Efforts in knowledge co-production in much of sustainability science have missed potential power differentials and political conflicts among researchers and other groups67,71. These power differentials may be exacerbated across urban-rural systems with divergent and competing interests, yet these dynamics have implications for who is an appropriate partner and how the partnership should work to produce ethical, relevant, and translational science. Brandt and colleagues identify a significant challenge in that while practitioner knowledge is often incorporated or exchanged with researchers, practitioner empowerment in decision-making is rare72. There needs to be explicit attention and analysis of knowledge systems in order for effective co-production to take place73. Knowledge systems analysis evaluates people and the social practices that make knowledge73. This approach reveals how different forms of knowledge can be systematically excluded from incorporation in planning and others are unquestioned, yet continue to guide policy and practice74. Enabling a context for co-production requires upfront recognition that diverse populations with valuable and highly differentiated perspectives exist and that governance procedures often unintentionally (or deliberately) marginalize these important constituencies75.

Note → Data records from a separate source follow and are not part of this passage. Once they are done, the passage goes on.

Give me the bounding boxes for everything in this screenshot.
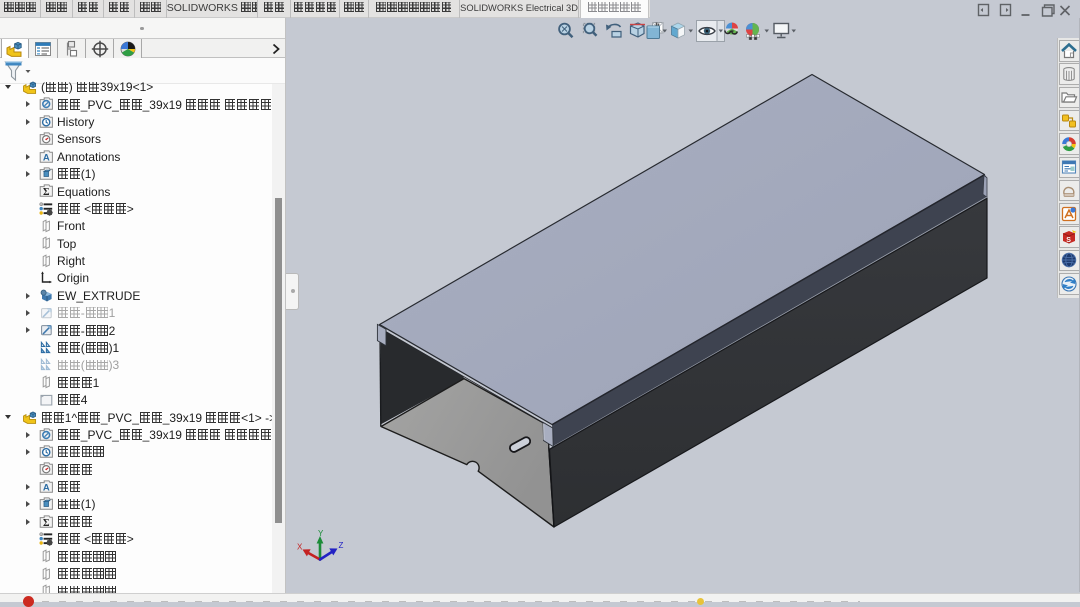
svg-text:Z: Z <box>339 541 344 550</box>
svg-text:A: A <box>43 152 50 163</box>
svg-text:Σ: Σ <box>43 517 50 528</box>
svg-text:X: X <box>297 543 303 552</box>
svg-text:Σ: Σ <box>43 187 50 198</box>
svg-text:A: A <box>43 482 50 493</box>
svg-text:S: S <box>1066 237 1071 244</box>
svg-text:Y: Y <box>318 529 324 538</box>
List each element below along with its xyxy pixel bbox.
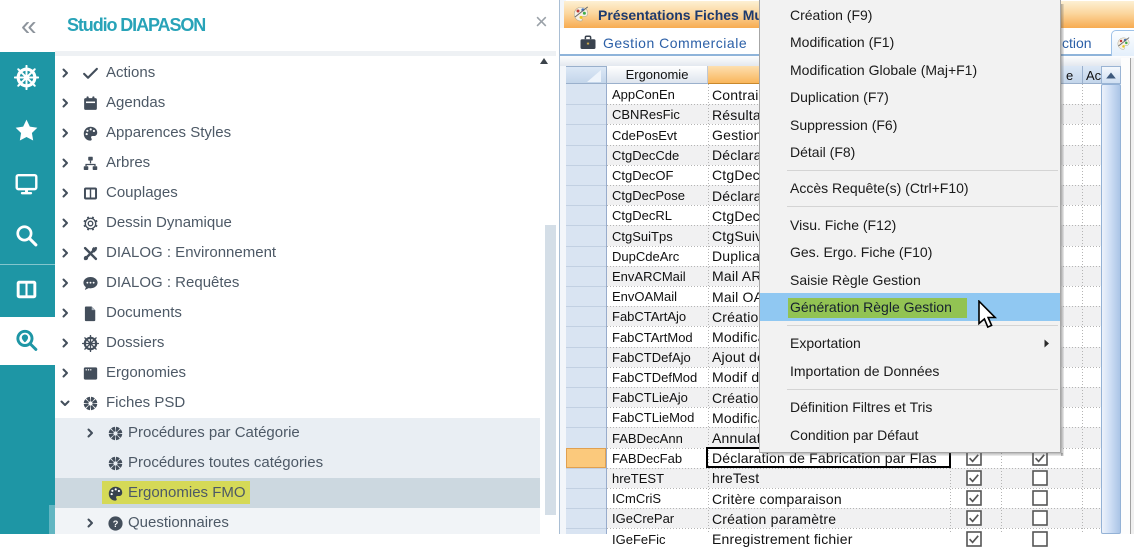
svg-text:?: ? xyxy=(113,519,119,529)
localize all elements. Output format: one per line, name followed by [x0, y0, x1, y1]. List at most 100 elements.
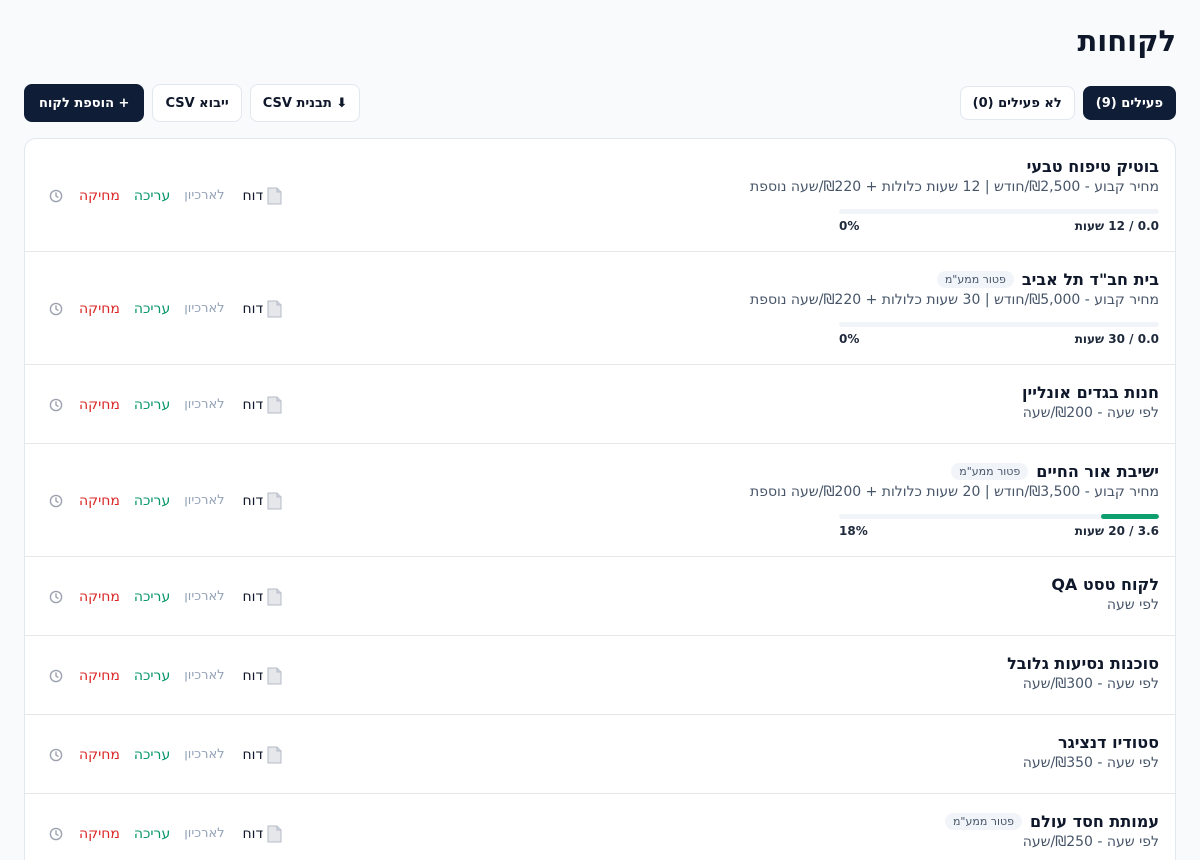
history-icon[interactable] — [47, 825, 65, 843]
client-row: בית חב"ד תל אביב פטור ממע"מ מחיר קבוע - … — [25, 252, 1175, 365]
add-client-button[interactable]: + הוספת לקוח — [24, 84, 145, 122]
clock-icon — [49, 669, 63, 682]
hours-progress-labels: 0.0 / 30 שעות 0% — [839, 332, 1159, 346]
tab-active-clients[interactable]: פעילים (9) — [1082, 86, 1176, 120]
history-icon[interactable] — [47, 746, 65, 764]
client-row: ישיבת אור החיים פטור ממע"מ מחיר קבוע - ₪… — [25, 444, 1175, 557]
edit-button[interactable]: עריכה — [134, 668, 170, 684]
document-icon — [267, 492, 282, 509]
delete-button[interactable]: מחיקה — [79, 301, 120, 317]
hours-used-label: 0.0 / 30 שעות — [1074, 332, 1159, 346]
archive-button[interactable]: לארכיון — [184, 589, 224, 604]
client-name-line: ישיבת אור החיים פטור ממע"מ — [739, 459, 1159, 483]
delete-button[interactable]: מחיקה — [79, 826, 120, 842]
delete-button[interactable]: מחיקה — [79, 493, 120, 509]
client-name-line: סטודיו דנציגר — [739, 730, 1159, 754]
report-button[interactable]: דוח — [243, 396, 283, 414]
client-name: חנות בגדים אונליין — [1022, 382, 1159, 402]
document-icon — [267, 300, 282, 317]
clients-page: לקוחות פעילים (9) לא פעילים (0) ⬇ תבנית … — [0, 0, 1200, 860]
csv-template-button[interactable]: ⬇ תבנית CSV — [249, 84, 361, 122]
history-icon[interactable] — [47, 300, 65, 318]
hours-progress-track — [839, 514, 1159, 519]
delete-button[interactable]: מחיקה — [79, 589, 120, 605]
client-name-line: סוכנות נסיעות גלובל — [739, 651, 1159, 675]
edit-button[interactable]: עריכה — [134, 826, 170, 842]
archive-button[interactable]: לארכיון — [184, 747, 224, 762]
client-pricing: לפי שעה - ₪250/שעה — [1022, 834, 1159, 850]
report-button[interactable]: דוח — [243, 300, 283, 318]
client-pricing: לפי שעה — [1106, 597, 1159, 613]
hours-progress-fill — [1101, 514, 1159, 519]
archive-button[interactable]: לארכיון — [184, 397, 224, 412]
delete-button[interactable]: מחיקה — [79, 397, 120, 413]
clock-icon — [49, 189, 63, 202]
report-button[interactable]: דוח — [243, 825, 283, 843]
hours-progress: 3.6 / 20 שעות 18% — [839, 514, 1159, 538]
delete-button[interactable]: מחיקה — [79, 747, 120, 763]
client-pricing: מחיר קבוע - ₪2,500/חודש | 12 שעות כלולות… — [750, 179, 1159, 195]
history-icon[interactable] — [47, 667, 65, 685]
archive-button[interactable]: לארכיון — [184, 301, 224, 316]
edit-button[interactable]: עריכה — [134, 188, 170, 204]
clock-icon — [49, 494, 63, 507]
client-info: חנות בגדים אונליין לפי שעה - ₪200/שעה — [739, 380, 1159, 422]
hours-used-label: 3.6 / 20 שעות — [1074, 524, 1159, 538]
hours-progress: 0.0 / 30 שעות 0% — [839, 322, 1159, 346]
edit-button[interactable]: עריכה — [134, 589, 170, 605]
client-name: בית חב"ד תל אביב — [1021, 269, 1159, 289]
client-name: עמותת חסד עולם — [1030, 811, 1159, 831]
tab-inactive-clients[interactable]: לא פעילים (0) — [959, 86, 1075, 120]
client-name: ישיבת אור החיים — [1036, 461, 1159, 481]
client-name: בוטיק טיפוח טבעי — [1026, 156, 1159, 176]
history-icon[interactable] — [47, 187, 65, 205]
report-button[interactable]: דוח — [243, 492, 283, 510]
delete-button[interactable]: מחיקה — [79, 668, 120, 684]
edit-button[interactable]: עריכה — [134, 747, 170, 763]
report-button[interactable]: דוח — [243, 667, 283, 685]
clock-icon — [49, 398, 63, 411]
report-button[interactable]: דוח — [243, 187, 283, 205]
hours-progress-track — [839, 322, 1159, 327]
vat-exempt-badge: פטור ממע"מ — [944, 812, 1023, 830]
hours-progress: 0.0 / 12 שעות 0% — [839, 209, 1159, 233]
edit-button[interactable]: עריכה — [134, 493, 170, 509]
history-icon[interactable] — [47, 588, 65, 606]
status-tabs: פעילים (9) לא פעילים (0) — [959, 86, 1176, 120]
client-actions: מחיקה עריכה לארכיון דוח — [47, 823, 282, 845]
document-icon — [267, 667, 282, 684]
report-button[interactable]: דוח — [243, 588, 283, 606]
document-icon — [267, 187, 282, 204]
client-actions: מחיקה עריכה לארכיון דוח — [47, 298, 282, 320]
archive-button[interactable]: לארכיון — [184, 188, 224, 203]
archive-button[interactable]: לארכיון — [184, 826, 224, 841]
client-row: בוטיק טיפוח טבעי מחיר קבוע - ₪2,500/חודש… — [25, 139, 1175, 252]
client-info: ישיבת אור החיים פטור ממע"מ מחיר קבוע - ₪… — [739, 459, 1159, 501]
archive-button[interactable]: לארכיון — [184, 668, 224, 683]
client-name-line: עמותת חסד עולם פטור ממע"מ — [739, 809, 1159, 833]
history-icon[interactable] — [47, 396, 65, 414]
vat-exempt-badge: פטור ממע"מ — [936, 270, 1014, 288]
client-info: עמותת חסד עולם פטור ממע"מ לפי שעה - ₪250… — [739, 809, 1159, 850]
report-label: דוח — [242, 667, 264, 684]
document-icon — [267, 825, 282, 842]
client-info: לקוח טסט QA לפי שעה — [739, 572, 1159, 614]
edit-button[interactable]: עריכה — [134, 301, 170, 317]
delete-button[interactable]: מחיקה — [79, 188, 120, 204]
client-name-line: בוטיק טיפוח טבעי — [739, 154, 1159, 178]
history-icon[interactable] — [47, 492, 65, 510]
hours-used-label: 0.0 / 12 שעות — [1074, 219, 1159, 233]
clock-icon — [49, 748, 63, 761]
client-actions: מחיקה עריכה לארכיון דוח — [47, 394, 282, 416]
report-button[interactable]: דוח — [243, 746, 283, 764]
archive-button[interactable]: לארכיון — [184, 493, 224, 508]
client-name: לקוח טסט QA — [1051, 574, 1159, 594]
report-label: דוח — [242, 746, 264, 763]
edit-button[interactable]: עריכה — [134, 397, 170, 413]
client-actions: מחיקה עריכה לארכיון דוח — [47, 744, 282, 766]
client-info: סוכנות נסיעות גלובל לפי שעה - ₪300/שעה — [739, 651, 1159, 693]
document-icon — [267, 588, 282, 605]
import-csv-button[interactable]: ייבוא CSV — [152, 84, 242, 122]
report-label: דוח — [242, 492, 264, 509]
client-row: לקוח טסט QA לפי שעה מחיקה עריכה לארכיון — [25, 557, 1175, 636]
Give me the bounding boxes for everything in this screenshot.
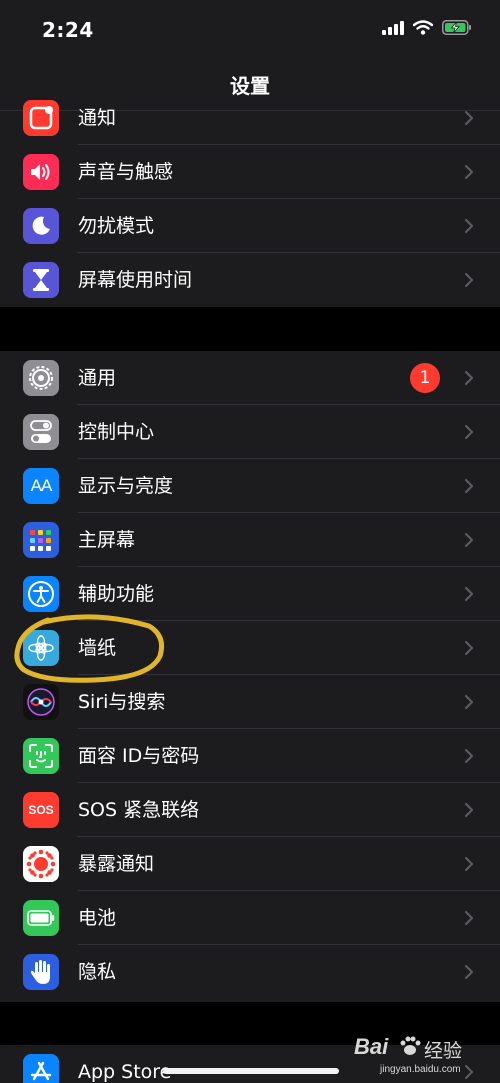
settings-row-label: 勿扰模式 [78,215,155,237]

Facilitating knowledge co-production for sustainable urban infrastructure may need to grapple with the construct of the “urban” in infrastructure decision-making: the infrastructure that provides critical services to urban areas is intricately embedded in and connected to surrounding and distal, more rural areas. As such, rural constituencies are essential voices to recognize and include in the decision-making process and in sustainable urban systems research, as illustrated in regional natural resource management and co-managed conservation practices76. It is critical that we understand highly differentiated marginalized communities in terms of their frameworks for experiencing, understanding, and evaluating infrastructure75. This process may require addressing deeper historical distrust that prevents some populations from wanting to engage in planning, design, or governance processes77. Engaging with broader theories of power and inequality that reveal how infrastructure decisions are embedded in and reinforce prevailing social and political processes can potentially open up governance processes to incorporate these issues and provide different avenues for promoting urban-rural knowledge co-production78.

Summary

Infrastructure shapes health and well-being across urban-rural systems. Therefore, decisions about infrastructure should consider how to equitably convey these benefits across the urban and rural places that infrastructure systems connect. This endeavor requires the identification of interdependencies among different types of infrastructure, a broader understanding of economic, social, environmental, and health implications of infrastructure decisions, and how both burdens and benefits from such decisions are distributed across different populations. There is a clear need to develop a framework to consistently reveal the potential benefits and costs of infrastructure79,80. In addition, the implementation of governance structures that transcend territorial and sectoral boundaries and that ensure the involvement of multiple stakeholders in knowledge production can help remove political and institutional barriers and enable the effective consideration of health and well-being in decisions aiming for the sustainability of urban infrastructure systems.